За разговорами Мценский не заметил, как оба они очутились на кладбище, среди старинных, запущенных могил. В тени странных, совершенно не похожих друг на друга деревьев, поднявшихся прямо из людского праха, высаженных в свое время — каждое отдельно, по своему, особому поводу. Были тут дрянные, трухлявые тополя, вихрастые, молодящиеся клены, кривобокие рябины-инвалидки, внезапно стройные березы, дуплистые ясени, мрачные, бородавчатые дубы и даже настоящие плакучие ивы, но более всего — сирени, а также бузины.

Мценский очнулся от дурмана раздражения на лекаря в тельняшке, стоя перед надгробьем из полированного черного камня, покрытого некогда позолоченной вязью надписи. Мценского почему-то заинтересовал именно камень, а не то, над чьим прахом его воздвигли. Осклизлым от похмельной бессонницы глазам лень было разбирать потухшие буковки.

«Мрамор не мрамор, гранит не гранит…»

— Могила Некрасова, поэта, — донесся до ушей Викентия Валентиновича голос морячка.

— Какого Некрасова? Того самого, что ли? Классика?

— Того самого. «Однажды в студеную, зимнюю пору я из лесу вышел, был сильный мороз». Или: «Что ты жадно глядишь на дорогу в стороне от веселых подруг?»

— Н-не может быть…

— Как, то есть, не может быть? Все мы люди, все мы человеки, смертные, то бишь.

— Я в том смысле, что и не предполагал. Мне казалось, что Некрасов где-нибудь в Лавре лежит. А он… надо же где!

— Вам простительно.

— Это почему же?! Что я, не человек? Как-никак учитель…

— Приглядитесь, какое тут запустение. Впечатление такое, что это забытые могилы, не так ли? А ведь это святые могилы. Формально они охраняются государством. А на деле — двумя-тремя старушками.
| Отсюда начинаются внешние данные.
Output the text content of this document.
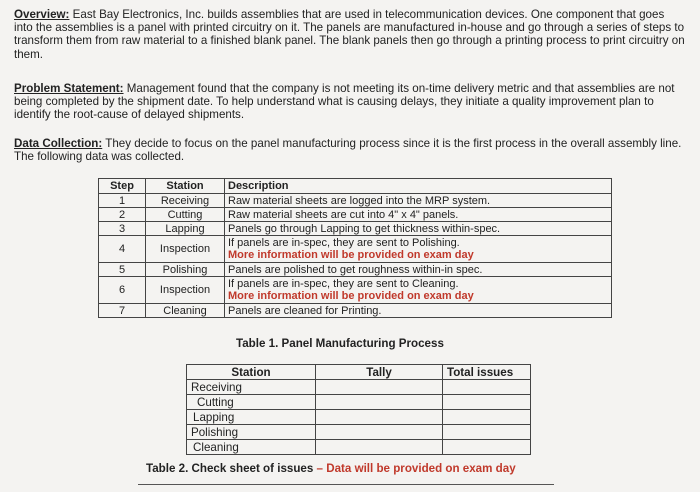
Overview: East Bay Electronics, Inc. builds assemblies that are used in telecommunication devices. One component that goes into the assemblies is a panel with printed circuitry on it. The panels are manufactured in-house and go through a series of steps to transform them from raw material to a finished blank panel. The blank panels then go through a printing process to print circuitry on them.
Problem Statement: Management found that the company is not meeting its on-time delivery metric and that assemblies are not being completed by the shipment date. To help understand what is causing delays, they initiate a quality improvement plan to identify the root-cause of delayed shipments.
Data Collection: They decide to focus on the panel manufacturing process since it is the first process in the overall assembly line. The following data was collected.
Step	Station	Description
1	Receiving	Raw material sheets are logged into the MRP system.
2	Cutting	Raw material sheets are cut into 4" x 4" panels.
3	Lapping	Panels go through Lapping to get thickness within-spec.
4	Inspection	If panels are in-spec, they are sent to Polishing.
More information will be provided on exam day

5	Polishing	Panels are polished to get roughness within-in spec.
6	Inspection	If panels are in-spec, they are sent to Cleaning.
More information will be provided on exam day

7	Cleaning	Panels are cleaned for Printing.
Table 1. Panel Manufacturing Process
Station	Tally	Total issues
Receiving		
Cutting		
Lapping		
Polishing		
Cleaning		
Table 2. Check sheet of issues – Data will be provided on exam day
Я сюда часто захаживаю. Снаружи — Московский проспект: лоск, блеск, скорость. А в двух шагах, за стеной… бездна. Попробуйте любого остановить и спросить: где, скажем, похоронен великий русский поэт Федор Иванович Тютчев? Все, что угодно, назовут — и Лавру, и Литераторские мостки на Волковой кладбище, и Ваганьковское с Ново-Девичьим московским, и Овстуг орловский а то, что Тютчев здесь, рядышком…

— Ну, положим, не Тютчев, а всего лишь могила Тютчева. Послушайте, вы что же, Тютчева читаете? В тельняшке своей? Извините…

— Ничего особенного. А вообще-то — читают вывески. А Тютчева в сердце носят. Со школьной скамьи. «Люблю грозу в начале мая!» Или — «Умом Россию не понять, аршином общим не измерить!» Это же достояние народа, музыка этих слов. Вот памятники отечественной старины восстанавливаем, копошимся помаленьку. Хорошее дело. А разве могила великого поэта — не памятник старины, не священный знак?

— Послушайте… Давайте присядем где-нибудь. У меня ноги не идут.

— Вам не интересно про могилы? — оглянулся на Мценского «морячок», продолжая углубляться под своды деревьев в шуршащую палой листвой пещеру кладбища.

— Мне интересно, — кряхтел Викентий Валентинович, поспешая за лекарем. — Но мне еще и тошно, черт побери!

— Сейчас присядем. Вот могила поэта Аполлона Майкова. Слыхали о таком?

— Слыхал.

— А вот могила Константина Случевского.